Example #28 Usando quoteInto()

$sql = $db->quoteInto("SELECT * FROM bugs WHERE reported_by = ?", "O'Reilly");

echo $sql;
// SELECT * FROM bugs WHERE reported_by = 'O\'Reilly'

Você pode usar o terceiro parâmetro opcional de quoteInto() para especificar o tipo de dados SQL. Tipos de dados numéricos não são citados, e outros tipos são citados.

Example #29 Using quoteInto() with a SQL Type

$sql = $db
    ->quoteInto("SELECT * FROM bugs WHERE bug_id = ?", '1234', 'INTEGER');

echo $sql;
// SELECT * FROM bugs WHERE reported_by = 1234

Usando quoteIdentifier()

Os valores não são a única parte da sintaxe SQL que pode precisar ser variável. Se você usar variáveis PHP para nomear tabelas, colunas, ou outros identificadores em suas declarações SQL, pode ser necessário citar essas strings também. Por padrão, identificadores SQL têm regras de sintaxe como PHP e a maioria das outras linguagens de programação. Por exemplo, os identificadores não devem conter espaços, certas pontuações ou caracteres especiais, ou ainda caracteres internacionais. Certas palavras também são reservadas para a sintaxe SQL, e não devem ser usadas como identificadores.
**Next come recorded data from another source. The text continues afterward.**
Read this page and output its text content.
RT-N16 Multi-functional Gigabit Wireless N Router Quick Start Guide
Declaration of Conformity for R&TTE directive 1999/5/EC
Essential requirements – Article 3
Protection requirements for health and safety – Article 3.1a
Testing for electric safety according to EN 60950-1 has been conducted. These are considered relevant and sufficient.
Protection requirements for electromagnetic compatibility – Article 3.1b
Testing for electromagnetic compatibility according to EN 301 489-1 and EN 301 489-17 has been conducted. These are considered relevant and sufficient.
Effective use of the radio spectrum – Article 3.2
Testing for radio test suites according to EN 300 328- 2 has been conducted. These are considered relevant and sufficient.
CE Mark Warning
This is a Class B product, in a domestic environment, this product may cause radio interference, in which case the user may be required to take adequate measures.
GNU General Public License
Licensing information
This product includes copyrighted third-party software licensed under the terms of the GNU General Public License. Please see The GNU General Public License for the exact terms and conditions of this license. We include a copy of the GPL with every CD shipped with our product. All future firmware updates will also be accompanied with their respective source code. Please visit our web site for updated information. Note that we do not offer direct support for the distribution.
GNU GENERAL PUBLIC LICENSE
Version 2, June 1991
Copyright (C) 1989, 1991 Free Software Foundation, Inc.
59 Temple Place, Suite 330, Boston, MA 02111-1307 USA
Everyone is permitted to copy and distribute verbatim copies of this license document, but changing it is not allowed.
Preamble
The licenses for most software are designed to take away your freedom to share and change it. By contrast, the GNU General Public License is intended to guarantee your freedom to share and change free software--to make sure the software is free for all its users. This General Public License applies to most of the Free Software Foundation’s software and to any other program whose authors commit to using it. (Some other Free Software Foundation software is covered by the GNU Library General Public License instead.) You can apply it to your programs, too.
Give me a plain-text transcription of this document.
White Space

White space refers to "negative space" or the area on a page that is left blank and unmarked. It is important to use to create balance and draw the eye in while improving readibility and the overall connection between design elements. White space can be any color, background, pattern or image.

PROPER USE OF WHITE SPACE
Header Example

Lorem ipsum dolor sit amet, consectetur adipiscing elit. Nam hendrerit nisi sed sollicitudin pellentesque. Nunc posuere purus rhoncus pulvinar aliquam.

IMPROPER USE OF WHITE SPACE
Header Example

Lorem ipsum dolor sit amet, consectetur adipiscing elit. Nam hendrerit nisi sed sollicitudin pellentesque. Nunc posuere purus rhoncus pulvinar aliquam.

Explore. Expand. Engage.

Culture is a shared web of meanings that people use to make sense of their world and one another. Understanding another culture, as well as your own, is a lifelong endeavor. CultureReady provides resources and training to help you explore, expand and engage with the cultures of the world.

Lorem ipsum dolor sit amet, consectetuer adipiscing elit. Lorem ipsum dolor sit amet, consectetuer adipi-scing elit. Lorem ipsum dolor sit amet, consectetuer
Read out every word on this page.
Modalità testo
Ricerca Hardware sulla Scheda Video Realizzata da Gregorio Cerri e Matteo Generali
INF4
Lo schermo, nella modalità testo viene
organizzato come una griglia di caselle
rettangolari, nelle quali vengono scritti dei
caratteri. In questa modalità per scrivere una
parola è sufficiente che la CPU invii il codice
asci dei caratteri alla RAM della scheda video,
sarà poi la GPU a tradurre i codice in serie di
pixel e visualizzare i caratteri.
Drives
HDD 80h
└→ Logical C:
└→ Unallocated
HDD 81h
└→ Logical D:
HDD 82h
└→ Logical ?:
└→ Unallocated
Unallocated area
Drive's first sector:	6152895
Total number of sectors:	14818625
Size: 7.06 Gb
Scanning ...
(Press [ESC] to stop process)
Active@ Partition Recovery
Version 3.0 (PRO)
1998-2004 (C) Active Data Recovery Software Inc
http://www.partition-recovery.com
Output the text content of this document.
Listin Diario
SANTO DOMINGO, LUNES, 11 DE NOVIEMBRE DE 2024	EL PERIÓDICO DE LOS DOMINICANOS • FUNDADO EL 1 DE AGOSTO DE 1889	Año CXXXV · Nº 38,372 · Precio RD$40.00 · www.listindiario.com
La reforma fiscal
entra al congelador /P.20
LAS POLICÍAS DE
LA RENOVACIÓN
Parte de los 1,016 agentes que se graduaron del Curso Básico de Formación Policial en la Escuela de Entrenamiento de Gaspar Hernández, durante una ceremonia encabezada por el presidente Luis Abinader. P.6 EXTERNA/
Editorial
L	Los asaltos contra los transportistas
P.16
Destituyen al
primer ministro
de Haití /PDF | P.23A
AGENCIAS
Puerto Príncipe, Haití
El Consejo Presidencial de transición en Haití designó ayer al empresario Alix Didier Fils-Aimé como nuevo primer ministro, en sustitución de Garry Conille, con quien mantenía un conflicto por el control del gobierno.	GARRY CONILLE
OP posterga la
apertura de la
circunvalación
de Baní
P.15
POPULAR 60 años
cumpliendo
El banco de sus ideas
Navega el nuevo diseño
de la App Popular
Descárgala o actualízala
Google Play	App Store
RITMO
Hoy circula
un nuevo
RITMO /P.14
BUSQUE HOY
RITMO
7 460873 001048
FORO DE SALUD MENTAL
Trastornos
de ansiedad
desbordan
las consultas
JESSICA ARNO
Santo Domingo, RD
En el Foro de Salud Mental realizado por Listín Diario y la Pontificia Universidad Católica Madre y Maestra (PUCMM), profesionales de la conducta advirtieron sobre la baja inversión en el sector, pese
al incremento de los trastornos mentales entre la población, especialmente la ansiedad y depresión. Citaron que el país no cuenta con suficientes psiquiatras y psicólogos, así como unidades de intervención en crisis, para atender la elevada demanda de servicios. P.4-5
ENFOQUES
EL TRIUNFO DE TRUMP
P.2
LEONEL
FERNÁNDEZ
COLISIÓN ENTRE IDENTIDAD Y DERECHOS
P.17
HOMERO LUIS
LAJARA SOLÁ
No entanto, SQL tem um recurso chamado identificadores delimitados, que permite escolhas mais amplas para a grafia de identificadores. Se você colocar um identificador SQL no tipo adequado de aspas, pode usar identificadores com dados que seriam inválidos sem as aspas. Identificadores delimitados podem conter espaços, pontuação, ou caracteres internacionais. Você também pode usar palavras reservadas da SQL se colocá-las em identificadores delimitados.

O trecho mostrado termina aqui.